Tymczasem okazuje się, że była to niesamowicie przyjemna opowieść o nadprzyrodzonym świecie ukrytym tuż obok naszego świata i o tym jak przenikają się one wzajemnie.Trochę byłam zawiedziona, że temat wojny, który od czasu do czasu przewija się w opowieści, nie został pociągnięty i bardziej włączony w fabułę (czyżby w drugiej części?). Nie zdradzając za bardzo treści, wspomnę tylko, że okrutni Hitlerowcy idealnie wpasowaliby się w rolę czarnych charakterów powieści.Podsumowując!
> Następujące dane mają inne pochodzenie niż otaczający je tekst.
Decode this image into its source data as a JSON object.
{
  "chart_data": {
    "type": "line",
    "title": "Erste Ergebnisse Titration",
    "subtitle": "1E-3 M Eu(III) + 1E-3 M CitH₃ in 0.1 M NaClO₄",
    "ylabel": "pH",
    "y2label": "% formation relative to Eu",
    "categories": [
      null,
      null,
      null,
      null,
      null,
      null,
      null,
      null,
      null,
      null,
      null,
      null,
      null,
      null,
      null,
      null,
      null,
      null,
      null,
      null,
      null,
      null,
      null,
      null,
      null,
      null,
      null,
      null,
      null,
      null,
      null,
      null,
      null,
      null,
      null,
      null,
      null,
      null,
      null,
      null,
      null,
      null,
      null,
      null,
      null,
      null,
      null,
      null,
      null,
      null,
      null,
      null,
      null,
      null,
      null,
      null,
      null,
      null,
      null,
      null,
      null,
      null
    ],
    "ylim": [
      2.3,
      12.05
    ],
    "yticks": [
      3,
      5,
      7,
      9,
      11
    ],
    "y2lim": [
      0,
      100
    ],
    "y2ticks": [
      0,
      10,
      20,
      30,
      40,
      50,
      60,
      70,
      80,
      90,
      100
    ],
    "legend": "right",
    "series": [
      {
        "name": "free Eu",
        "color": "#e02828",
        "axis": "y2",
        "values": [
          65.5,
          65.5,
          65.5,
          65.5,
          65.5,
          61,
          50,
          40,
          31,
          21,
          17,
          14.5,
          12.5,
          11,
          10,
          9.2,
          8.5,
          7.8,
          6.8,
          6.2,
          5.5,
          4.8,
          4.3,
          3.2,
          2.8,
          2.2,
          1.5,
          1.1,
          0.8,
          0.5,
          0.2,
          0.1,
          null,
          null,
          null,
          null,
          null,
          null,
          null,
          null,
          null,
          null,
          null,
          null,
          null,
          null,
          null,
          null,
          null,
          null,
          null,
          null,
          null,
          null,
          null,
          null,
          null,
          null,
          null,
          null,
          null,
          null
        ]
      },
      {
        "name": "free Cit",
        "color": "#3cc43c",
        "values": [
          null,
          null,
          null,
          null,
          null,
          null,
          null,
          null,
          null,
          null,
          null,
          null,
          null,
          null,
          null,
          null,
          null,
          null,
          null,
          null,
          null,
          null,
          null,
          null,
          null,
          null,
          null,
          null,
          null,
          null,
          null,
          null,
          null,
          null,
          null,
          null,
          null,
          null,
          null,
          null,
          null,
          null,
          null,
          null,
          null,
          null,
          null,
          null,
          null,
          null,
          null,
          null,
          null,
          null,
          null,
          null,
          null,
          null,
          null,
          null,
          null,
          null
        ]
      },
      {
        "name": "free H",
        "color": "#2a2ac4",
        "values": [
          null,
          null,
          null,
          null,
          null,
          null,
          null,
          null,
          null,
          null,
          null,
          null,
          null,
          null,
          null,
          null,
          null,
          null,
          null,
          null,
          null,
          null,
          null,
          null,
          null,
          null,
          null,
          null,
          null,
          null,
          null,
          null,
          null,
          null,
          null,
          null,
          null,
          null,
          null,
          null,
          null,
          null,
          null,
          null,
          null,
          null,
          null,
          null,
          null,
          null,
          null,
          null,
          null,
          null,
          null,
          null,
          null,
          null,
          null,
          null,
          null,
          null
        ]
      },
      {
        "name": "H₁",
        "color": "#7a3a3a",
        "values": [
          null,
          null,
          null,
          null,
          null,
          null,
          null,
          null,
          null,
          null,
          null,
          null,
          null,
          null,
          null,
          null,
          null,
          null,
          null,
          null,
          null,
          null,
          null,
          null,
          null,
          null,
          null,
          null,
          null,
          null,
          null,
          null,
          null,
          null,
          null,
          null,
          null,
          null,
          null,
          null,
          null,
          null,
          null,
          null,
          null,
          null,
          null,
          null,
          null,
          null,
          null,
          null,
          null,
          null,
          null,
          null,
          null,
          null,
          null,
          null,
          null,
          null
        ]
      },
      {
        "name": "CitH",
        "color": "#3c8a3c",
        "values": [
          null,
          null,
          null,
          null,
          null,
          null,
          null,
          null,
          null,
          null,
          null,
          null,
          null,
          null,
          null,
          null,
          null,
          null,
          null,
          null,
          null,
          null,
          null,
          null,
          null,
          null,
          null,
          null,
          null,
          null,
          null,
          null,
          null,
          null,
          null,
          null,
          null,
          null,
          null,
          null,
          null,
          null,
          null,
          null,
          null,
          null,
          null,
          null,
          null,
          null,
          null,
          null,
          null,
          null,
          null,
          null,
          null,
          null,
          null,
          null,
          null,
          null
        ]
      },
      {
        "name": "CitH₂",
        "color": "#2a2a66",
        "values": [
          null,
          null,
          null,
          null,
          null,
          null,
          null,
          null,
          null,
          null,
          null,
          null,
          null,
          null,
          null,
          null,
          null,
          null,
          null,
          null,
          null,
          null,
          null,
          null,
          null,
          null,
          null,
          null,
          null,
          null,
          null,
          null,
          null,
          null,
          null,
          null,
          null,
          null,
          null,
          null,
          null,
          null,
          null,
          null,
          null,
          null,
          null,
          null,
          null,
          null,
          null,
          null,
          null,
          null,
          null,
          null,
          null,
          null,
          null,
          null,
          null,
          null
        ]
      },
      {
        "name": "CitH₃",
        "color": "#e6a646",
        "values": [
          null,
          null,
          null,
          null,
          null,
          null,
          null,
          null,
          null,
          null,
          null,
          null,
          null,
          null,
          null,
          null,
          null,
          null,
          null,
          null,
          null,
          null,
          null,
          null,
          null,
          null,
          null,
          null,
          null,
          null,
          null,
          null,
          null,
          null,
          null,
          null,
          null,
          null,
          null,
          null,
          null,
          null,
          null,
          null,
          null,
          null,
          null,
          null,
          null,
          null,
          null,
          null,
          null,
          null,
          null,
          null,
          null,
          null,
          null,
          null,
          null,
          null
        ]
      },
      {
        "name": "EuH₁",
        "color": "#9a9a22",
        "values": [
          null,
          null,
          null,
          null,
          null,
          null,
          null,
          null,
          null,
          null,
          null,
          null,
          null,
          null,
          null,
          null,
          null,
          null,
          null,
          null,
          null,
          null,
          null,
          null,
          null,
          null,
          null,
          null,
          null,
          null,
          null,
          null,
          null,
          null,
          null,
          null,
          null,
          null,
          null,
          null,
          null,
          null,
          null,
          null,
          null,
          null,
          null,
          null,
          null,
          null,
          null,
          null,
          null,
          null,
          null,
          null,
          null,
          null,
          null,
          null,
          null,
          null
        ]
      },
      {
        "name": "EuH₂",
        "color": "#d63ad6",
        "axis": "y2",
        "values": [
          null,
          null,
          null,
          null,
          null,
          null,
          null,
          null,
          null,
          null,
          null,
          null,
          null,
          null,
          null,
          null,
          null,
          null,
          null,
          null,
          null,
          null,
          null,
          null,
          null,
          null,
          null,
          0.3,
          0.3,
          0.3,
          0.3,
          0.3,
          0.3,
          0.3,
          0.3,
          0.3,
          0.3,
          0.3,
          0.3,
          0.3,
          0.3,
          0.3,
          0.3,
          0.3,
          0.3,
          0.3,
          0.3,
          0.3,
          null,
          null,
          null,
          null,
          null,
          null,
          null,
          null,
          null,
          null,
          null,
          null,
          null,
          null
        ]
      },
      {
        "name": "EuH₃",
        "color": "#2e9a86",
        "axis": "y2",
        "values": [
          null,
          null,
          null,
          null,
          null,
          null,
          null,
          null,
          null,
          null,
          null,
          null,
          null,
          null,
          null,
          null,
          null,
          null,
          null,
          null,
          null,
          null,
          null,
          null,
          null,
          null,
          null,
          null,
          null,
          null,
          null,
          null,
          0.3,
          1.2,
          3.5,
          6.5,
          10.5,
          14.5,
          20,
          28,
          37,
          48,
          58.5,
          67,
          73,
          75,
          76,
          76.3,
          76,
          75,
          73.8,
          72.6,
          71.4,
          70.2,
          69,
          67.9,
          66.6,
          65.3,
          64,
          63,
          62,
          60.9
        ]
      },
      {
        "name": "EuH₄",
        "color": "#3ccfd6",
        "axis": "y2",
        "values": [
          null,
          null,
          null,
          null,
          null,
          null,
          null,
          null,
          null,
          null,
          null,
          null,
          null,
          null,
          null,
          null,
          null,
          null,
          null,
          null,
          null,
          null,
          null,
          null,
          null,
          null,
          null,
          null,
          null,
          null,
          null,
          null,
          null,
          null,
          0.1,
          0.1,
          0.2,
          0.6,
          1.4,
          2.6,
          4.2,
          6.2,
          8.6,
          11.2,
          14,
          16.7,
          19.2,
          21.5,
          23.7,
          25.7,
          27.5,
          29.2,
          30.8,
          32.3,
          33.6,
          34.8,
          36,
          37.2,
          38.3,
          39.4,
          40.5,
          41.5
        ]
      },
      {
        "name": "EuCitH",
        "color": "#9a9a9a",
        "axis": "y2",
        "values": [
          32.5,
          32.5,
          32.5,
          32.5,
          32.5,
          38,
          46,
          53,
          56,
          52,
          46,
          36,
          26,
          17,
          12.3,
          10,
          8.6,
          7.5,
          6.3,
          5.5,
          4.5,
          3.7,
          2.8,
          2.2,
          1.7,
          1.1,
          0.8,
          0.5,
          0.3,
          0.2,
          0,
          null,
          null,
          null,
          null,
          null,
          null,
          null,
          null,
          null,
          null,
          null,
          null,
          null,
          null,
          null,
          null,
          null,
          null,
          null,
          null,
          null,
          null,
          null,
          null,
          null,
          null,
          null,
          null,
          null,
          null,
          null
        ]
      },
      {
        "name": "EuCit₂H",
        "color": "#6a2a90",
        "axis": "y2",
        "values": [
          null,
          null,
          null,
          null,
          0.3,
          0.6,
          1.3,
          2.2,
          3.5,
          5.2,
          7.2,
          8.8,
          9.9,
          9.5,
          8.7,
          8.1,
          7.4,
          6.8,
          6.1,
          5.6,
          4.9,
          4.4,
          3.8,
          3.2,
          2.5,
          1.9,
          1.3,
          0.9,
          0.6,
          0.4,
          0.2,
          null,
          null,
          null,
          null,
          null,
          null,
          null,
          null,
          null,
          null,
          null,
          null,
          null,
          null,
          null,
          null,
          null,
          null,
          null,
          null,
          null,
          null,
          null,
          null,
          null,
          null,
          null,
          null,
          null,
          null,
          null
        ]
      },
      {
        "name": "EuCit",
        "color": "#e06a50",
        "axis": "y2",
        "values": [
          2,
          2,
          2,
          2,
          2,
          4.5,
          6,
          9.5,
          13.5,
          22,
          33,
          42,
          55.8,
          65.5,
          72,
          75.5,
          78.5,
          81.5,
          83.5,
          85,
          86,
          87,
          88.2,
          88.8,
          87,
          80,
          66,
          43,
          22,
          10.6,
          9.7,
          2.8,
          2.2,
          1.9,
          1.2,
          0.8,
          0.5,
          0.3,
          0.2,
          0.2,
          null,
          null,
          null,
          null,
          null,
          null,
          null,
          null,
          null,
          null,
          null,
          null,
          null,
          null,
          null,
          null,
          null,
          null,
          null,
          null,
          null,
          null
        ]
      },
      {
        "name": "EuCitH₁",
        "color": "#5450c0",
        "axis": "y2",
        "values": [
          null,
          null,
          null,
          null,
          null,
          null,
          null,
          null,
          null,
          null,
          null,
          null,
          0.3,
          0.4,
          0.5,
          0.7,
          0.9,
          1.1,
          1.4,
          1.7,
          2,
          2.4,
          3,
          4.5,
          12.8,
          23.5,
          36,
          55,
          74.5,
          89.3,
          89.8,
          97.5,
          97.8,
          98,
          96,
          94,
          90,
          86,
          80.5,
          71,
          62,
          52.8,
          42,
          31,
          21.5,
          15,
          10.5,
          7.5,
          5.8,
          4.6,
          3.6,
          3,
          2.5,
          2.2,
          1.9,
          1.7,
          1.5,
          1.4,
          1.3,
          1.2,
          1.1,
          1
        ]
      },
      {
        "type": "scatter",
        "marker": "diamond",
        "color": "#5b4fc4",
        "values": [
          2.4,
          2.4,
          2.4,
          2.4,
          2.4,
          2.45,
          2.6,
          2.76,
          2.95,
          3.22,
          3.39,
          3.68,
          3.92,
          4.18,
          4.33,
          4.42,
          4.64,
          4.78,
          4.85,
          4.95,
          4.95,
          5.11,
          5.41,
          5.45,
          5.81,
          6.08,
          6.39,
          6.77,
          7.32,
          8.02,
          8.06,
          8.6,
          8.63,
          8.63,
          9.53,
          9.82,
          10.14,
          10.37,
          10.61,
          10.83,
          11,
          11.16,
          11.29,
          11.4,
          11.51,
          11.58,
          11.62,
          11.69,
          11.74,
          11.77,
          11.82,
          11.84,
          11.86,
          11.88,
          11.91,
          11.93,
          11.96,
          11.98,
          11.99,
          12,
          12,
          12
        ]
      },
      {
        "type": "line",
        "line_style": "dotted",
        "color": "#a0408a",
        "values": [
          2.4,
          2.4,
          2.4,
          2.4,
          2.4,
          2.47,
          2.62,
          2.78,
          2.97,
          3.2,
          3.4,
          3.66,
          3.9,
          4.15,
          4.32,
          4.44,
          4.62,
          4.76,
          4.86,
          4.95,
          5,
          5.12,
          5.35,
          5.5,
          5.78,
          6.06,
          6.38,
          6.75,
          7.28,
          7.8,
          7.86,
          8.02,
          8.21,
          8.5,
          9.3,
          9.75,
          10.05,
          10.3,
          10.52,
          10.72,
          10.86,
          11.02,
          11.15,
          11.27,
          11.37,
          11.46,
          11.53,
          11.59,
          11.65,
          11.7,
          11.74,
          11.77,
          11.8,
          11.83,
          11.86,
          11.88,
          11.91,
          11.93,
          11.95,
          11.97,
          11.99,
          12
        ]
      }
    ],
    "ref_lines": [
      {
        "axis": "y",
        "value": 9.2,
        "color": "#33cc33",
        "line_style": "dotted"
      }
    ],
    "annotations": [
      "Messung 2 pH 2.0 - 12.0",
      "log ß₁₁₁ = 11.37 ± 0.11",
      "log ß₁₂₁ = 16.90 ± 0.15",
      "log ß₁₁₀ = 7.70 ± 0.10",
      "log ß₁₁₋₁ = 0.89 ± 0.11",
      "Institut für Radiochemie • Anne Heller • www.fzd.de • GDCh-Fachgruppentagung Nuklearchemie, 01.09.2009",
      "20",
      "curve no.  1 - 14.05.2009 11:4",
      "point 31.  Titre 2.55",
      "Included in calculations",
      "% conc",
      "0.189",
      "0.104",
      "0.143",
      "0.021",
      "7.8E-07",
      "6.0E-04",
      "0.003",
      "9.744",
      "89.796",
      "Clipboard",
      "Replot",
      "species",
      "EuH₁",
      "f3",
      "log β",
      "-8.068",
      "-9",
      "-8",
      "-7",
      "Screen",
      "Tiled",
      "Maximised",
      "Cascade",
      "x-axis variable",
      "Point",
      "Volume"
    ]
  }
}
Jeśli nie czytacie tylko literatury faktu, jeśli lubicie opowieści "nie z tej ziemi" i jeśli potrzebujecie przerwy od czytania bardziej wymagających lektur to Osobliwy dom... będzie idealny. Dla mnie świetna przygoda i już planuję szukać w bibliotece kolejnych części. (Moje noworoczne postanowienie to nie kupować książek!)**
*Taka sytuacja w ogóle nie występuje przy czytaniu książek dla dzieci. Czytając np. Muminki, nigdy nie mam tego dominującego wrażenia "zastarości".**Swoją drogą - używacie Legimi? Ja zastanawiam się nad wykupieniem abonamentu - dość ciekawa sprawa! Muszę tylko najpierw, przynajmniej częściowo, zlikwidować mój stos wstydu, który nie liczy kilkunastu, a kilkadziesiąt pozycji. Mam poważne obawy, że jak zacznę liczyć to okaże się, że pobiję magiczny próg 100.